Over the last three years, he’s done just that in his operating room at Moffitt. He put up a white board to list such specifics as any previous operations the patient underwent, site of the impending operation, any medications that could affect the operation’s safety, names of all the physicians, nurses, technicians and anesthesia staff working the case, medical risk factors and special needs like blood typed and cross-matched for transfusion.

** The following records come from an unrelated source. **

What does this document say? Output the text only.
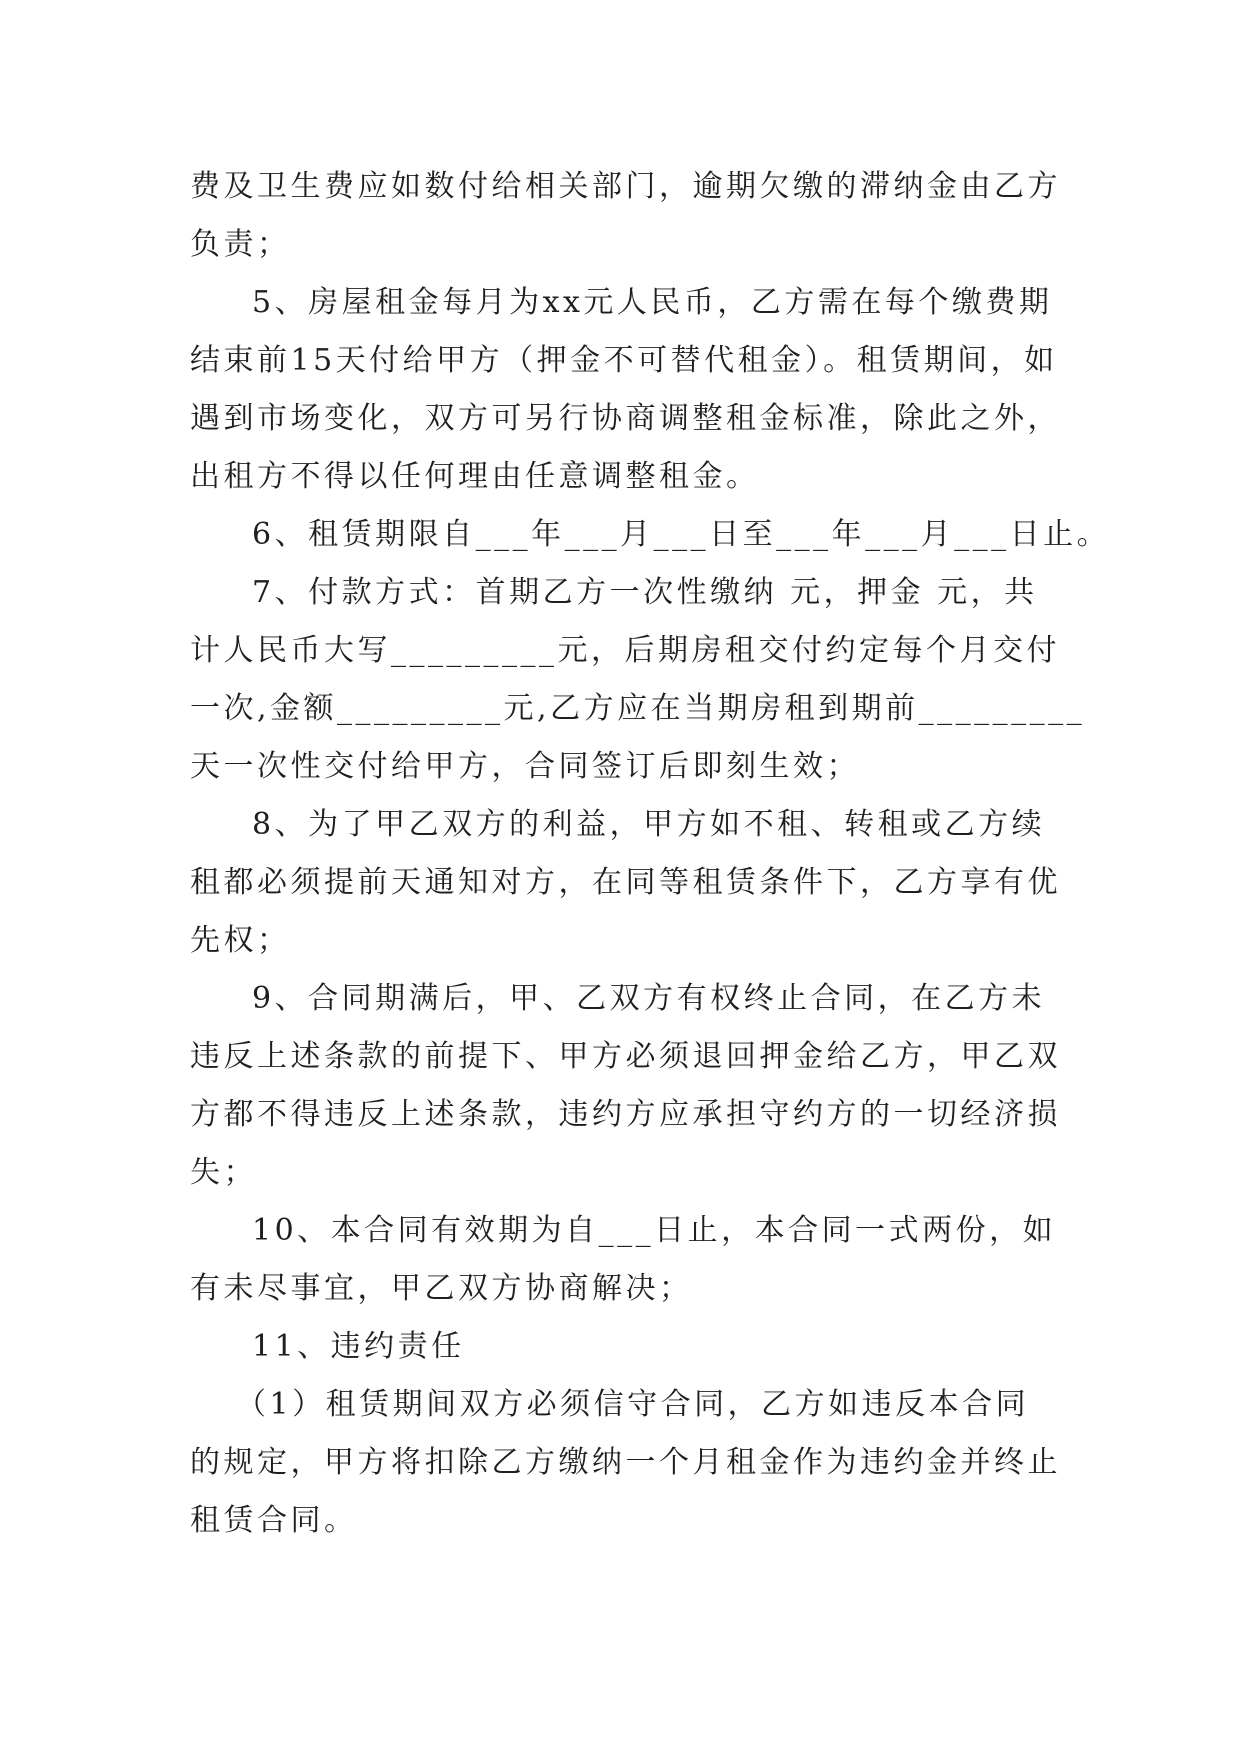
费及卫生费应如数付给相关部门，逾期欠缴的滞纳金由乙方
负责；
5、房屋租金每月为xx元人民币，乙方需在每个缴费期
结束前15天付给甲方（押金不可替代租金）。租赁期间，如
遇到市场变化，双方可另行协商调整租金标准，除此之外，
出租方不得以任何理由任意调整租金。
6、租赁期限自___年___月___日至___年___月___日止。
7、付款方式：首期乙方一次性缴纳 元，押金 元，共
计人民币大写_________元，后期房租交付约定每个月交付
一次,金额_________元,乙方应在当期房租到期前_________
天一次性交付给甲方，合同签订后即刻生效；
8、为了甲乙双方的利益，甲方如不租、转租或乙方续
租都必须提前天通知对方，在同等租赁条件下，乙方享有优
先权；
9、合同期满后，甲、乙双方有权终止合同，在乙方未
违反上述条款的前提下、甲方必须退回押金给乙方，甲乙双
方都不得违反上述条款，违约方应承担守约方的一切经济损
失；
10、本合同有效期为自___日止，本合同一式两份，如
有未尽事宜，甲乙双方协商解决；
11、违约责任
（1）租赁期间双方必须信守合同，乙方如违反本合同
的规定，甲方将扣除乙方缴纳一个月租金作为违约金并终止
租赁合同。
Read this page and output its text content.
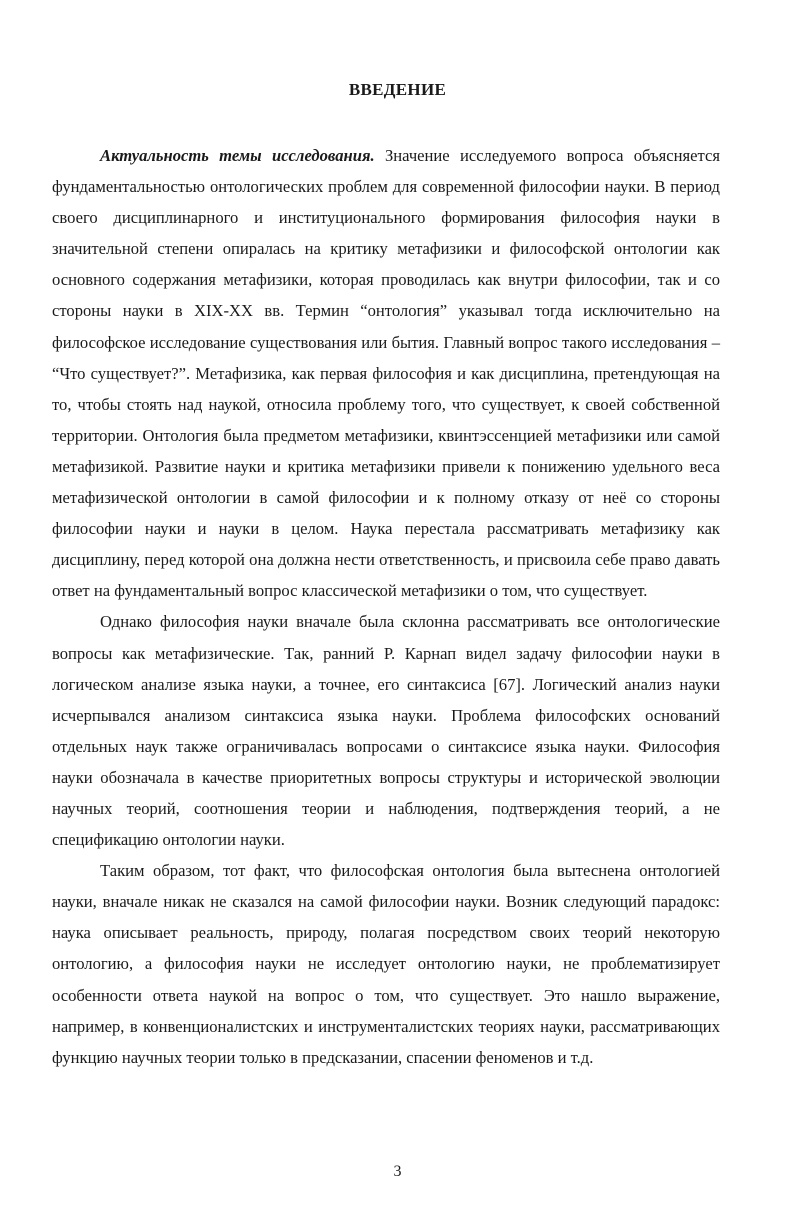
ВВЕДЕНИЕ

Актуальность темы исследования. Значение исследуемого вопроса объясняется фундаментальностью онтологических проблем для современной философии науки. В период своего дисциплинарного и институционального формирования философия науки в значительной степени опиралась на критику метафизики и философской онтологии как основного содержания метафизики, которая проводилась как внутри философии, так и со стороны науки в XIX-XX вв. Термин “онтология” указывал тогда исключительно на философское исследование существования или бытия. Главный вопрос такого исследования – “Что существует?”. Метафизика, как первая философия и как дисциплина, претендующая на то, чтобы стоять над наукой, относила проблему того, что существует, к своей собственной территории. Онтология была предметом метафизики, квинтэссенцией метафизики или самой метафизикой. Развитие науки и критика метафизики привели к понижению удельного веса метафизической онтологии в самой философии и к полному отказу от неё со стороны философии науки и науки в целом. Наука перестала рассматривать метафизику как дисциплину, перед которой она должна нести ответственность, и присвоила себе право давать ответ на фундаментальный вопрос классической метафизики о том, что существует.

Однако философия науки вначале была склонна рассматривать все онтологические вопросы как метафизические. Так, ранний Р. Карнап видел задачу философии науки в логическом анализе языка науки, а точнее, его синтаксиса [67]. Логический анализ науки исчерпывался анализом синтаксиса языка науки. Проблема философских оснований отдельных наук также ограничивалась вопросами о синтаксисе языка науки. Философия науки обозначала в качестве приоритетных вопросы структуры и исторической эволюции научных теорий, соотношения теории и наблюдения, подтверждения теорий, а не спецификацию онтологии науки.

Таким образом, тот факт, что философская онтология была вытеснена онтологией науки, вначале никак не сказался на самой философии науки. Возник следующий парадокс: наука описывает реальность, природу, полагая посредством своих теорий некоторую онтологию, а философия науки не исследует онтологию науки, не проблематизирует особенности ответа наукой на вопрос о том, что существует. Это нашло выражение, например, в конвенционалистских и инструменталистских теориях науки, рассматривающих функцию научных теории только в предсказании, спасении феноменов и т.д.

3
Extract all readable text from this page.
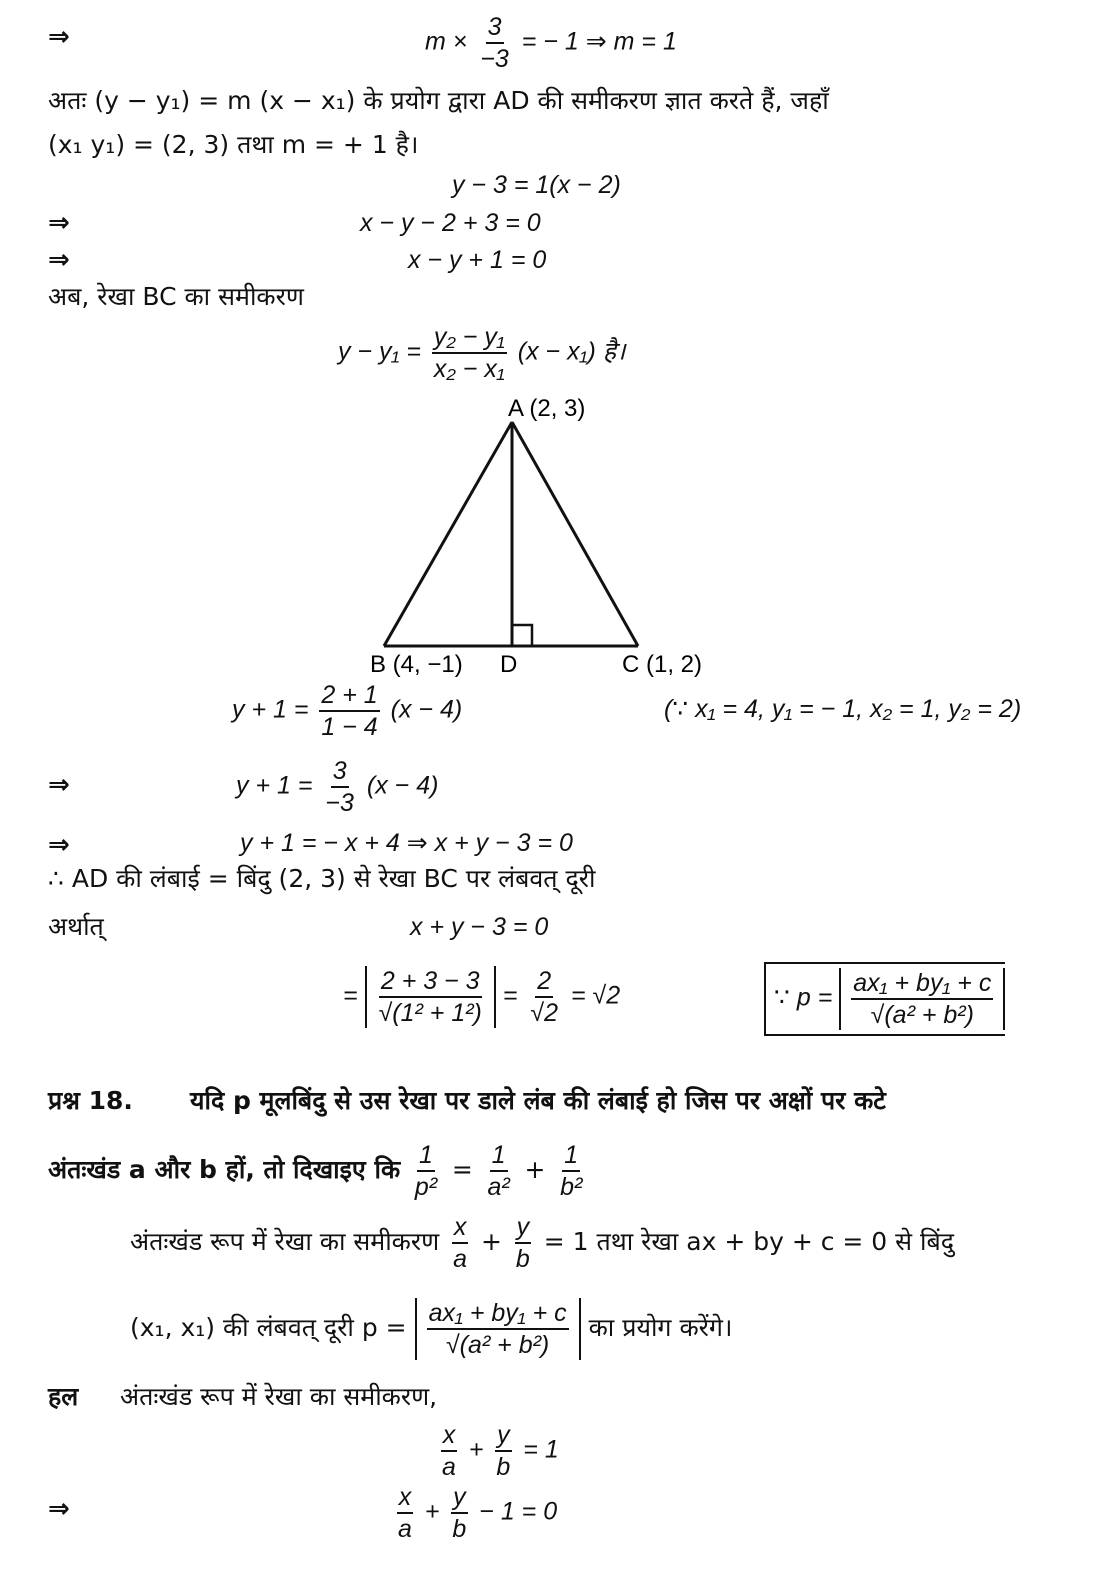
⇒	$m \times \frac{3}{-3}$ = − 1 ⇒ m = 1
अतः (y − y₁) = m (x − x₁) के प्रयोग द्वारा AD की समीकरण ज्ञात करते हैं, जहाँ
(x₁ y₁) = (2, 3) तथा m = + 1 है।
y − 3 = 1(x − 2)
⇒	x − y − 2 + 3 = 0
⇒	x − y + 1 = 0
अब, रेखा BC का समीकरण
$y - y_1 = \frac{\text{y₂ − y₁}}{\text{x₂ − x₁}} (x - x_1)$ है।
A (2, 3)
B (4, −1) D	C (1, 2)
$y + 1 = \frac{2 + 1}{1 - 4} (x - 4)$	(∵ x₁ = 4, y₁ = − 1, x₂ = 1, y₂ = 2)
⇒	$y + 1 = \frac{3}{-3} (x - 4)$
⇒	y + 1 = − x + 4 ⇒ x + y − 3 = 0
∴ AD की लंबाई = बिंदु (2, 3) से रेखा BC पर लंबवत् दूरी
अर्थात्	x + y − 3 = 0
= $\frac{2 + 3 - 3}{\text{√(1² + 1²)}} = \frac{2}{√2} = √2$	∵ $p = \frac{\text{ax₁ + by₁ + c}}{\text{√(a² + b²)}}$
प्रश्न 18. यदि p मूलबिंदु से उस रेखा पर डाले लंब की लंबाई हो जिस पर अक्षों पर कटे
अंतःखंड a और b हों, तो दिखाइए कि $\frac{1}{\text{p²}} = \frac{1}{\text{a²}} + \frac{1}{\text{b²}}$
अंतःखंड रूप में रेखा का समीकरण $\frac{x}{a} + \frac{y}{b} = 1$ तथा रेखा ax + by + c = 0 से बिंदु
(x₁, x₁) की लंबवत् दूरी $p = \frac{\text{ax₁ + by₁ + c}}{\text{√(a² + b²)}}$ का प्रयोग करेंगे।
हल अंतःखंड रूप में रेखा का समीकरण,
$\frac{x}{a} + \frac{y}{b} = 1$
⇒	$\frac{x}{a} + \frac{y}{b} - 1 = 0$
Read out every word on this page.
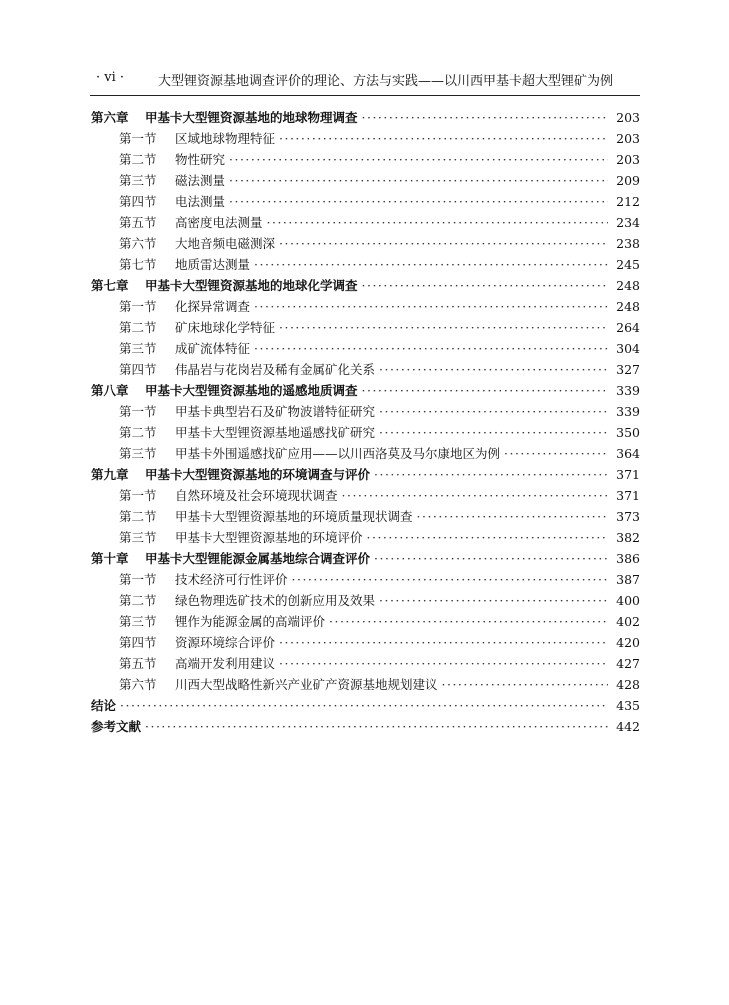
· vi ·	大型锂资源基地调查评价的理论、方法与实践——以川西甲基卡超大型锂矿为例
第六章	甲基卡大型锂资源基地的地球物理调查 ·····	203
第一节	区域地球物理特征 ·····	203
第二节	物性研究 ·····	203
第三节	磁法测量 ·····	209
第四节	电法测量 ·····	212
第五节	高密度电法测量 ·····	234
第六节	大地音频电磁测深 ·····	238
第七节	地质雷达测量 ·····	245
第七章	甲基卡大型锂资源基地的地球化学调查 ·····	248
第一节	化探异常调查 ·····	248
第二节	矿床地球化学特征 ·····	264
第三节	成矿流体特征 ·····	304
第四节	伟晶岩与花岗岩及稀有金属矿化关系 ·····	327
第八章	甲基卡大型锂资源基地的遥感地质调查 ·····	339
第一节	甲基卡典型岩石及矿物波谱特征研究 ·····	339
第二节	甲基卡大型锂资源基地遥感找矿研究 ·····	350
第三节	甲基卡外围遥感找矿应用——以川西洛莫及马尔康地区为例 ·····	364
第九章	甲基卡大型锂资源基地的环境调查与评价 ·····	371
第一节	自然环境及社会环境现状调查 ·····	371
第二节	甲基卡大型锂资源基地的环境质量现状调查 ·····	373
第三节	甲基卡大型锂资源基地的环境评价 ·····	382
第十章	甲基卡大型锂能源金属基地综合调查评价 ·····	386
第一节	技术经济可行性评价 ·····	387
第二节	绿色物理选矿技术的创新应用及效果 ·····	400
第三节	锂作为能源金属的高端评价 ·····	402
第四节	资源环境综合评价 ·····	420
第五节	高端开发利用建议 ·····	427
第六节	川西大型战略性新兴产业矿产资源基地规划建议 ·····	428
结论 ·····	435
参考文献 ·····	442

Team members discuss expected length of the operation, fluid administration, and possible difficulties they may encounter as the procedure progresses.

Dr. Karl operates without music — a standard in many operating rooms — to make it easier for members of the surgical team to hear one another. He invites everyone in the room to speak out if they notice anything unusual or potentially harmful. He asks for callouts from the anesthesiologist every 30 minutes to monitor the patient’s blood pressure, pulse, urine output, temperature and oxygen levels. In return, he said, he lets the anesthesiologist know as soon as he encounters any difficulty and whether he plans to continue with the operation or discontinue the procedure. “Everything goes much smoother if we talk about what’s happening,” he said, “rather than me just running the surgeon’s side of the show and the anesthesiologist running the anesthesia side of the show.”


Differences of Culture

While the airplane cockpit and operating room have a lot in common, there are distinct differences, Dr. Karl said. One of the biggest is that pilots work for the airline, while most surgeons are still independent contractors.

“If the airline doesn’t like the way a pilot flies because they’ve deviated from standards, then the pilot is fired,” Dr. Karl said. “But, in most parts of the country, surgeons are in private practice and hospital CEOs are interested in attracting and keeping the surgeon’s business to bolster the bottom line.”

Recurrent training and evaluation of pilot competencies by the Federal Aviation Administration are more rigorous than the continuing education requirements surgeons must meet to maintain their licenses and board certifications, Dr. Karl said.

Airlines also long ago learned that certain weather conditions were likely to increase the risk of an unsafe landing. But a surgeon can operate on anyone, even those whose cardiac or pulmonary function makes them poor candidates for a beneficial outcome, Dr. Karl said.

“If the visibility is below a certain level, the airline says the captain may NOT approach. The flight must be diverted,” he said. “We don’t have that kind of system in medicine.”

Dr. Karl notes in the ACS Bulletin article that aviation and surgery have another major difference: “Without intending to diminish either glorious profession, as a pilot type-rated in the Boeing 737 and as a surgical oncologist, I can say unequivocally that surgery is much harder than flying.”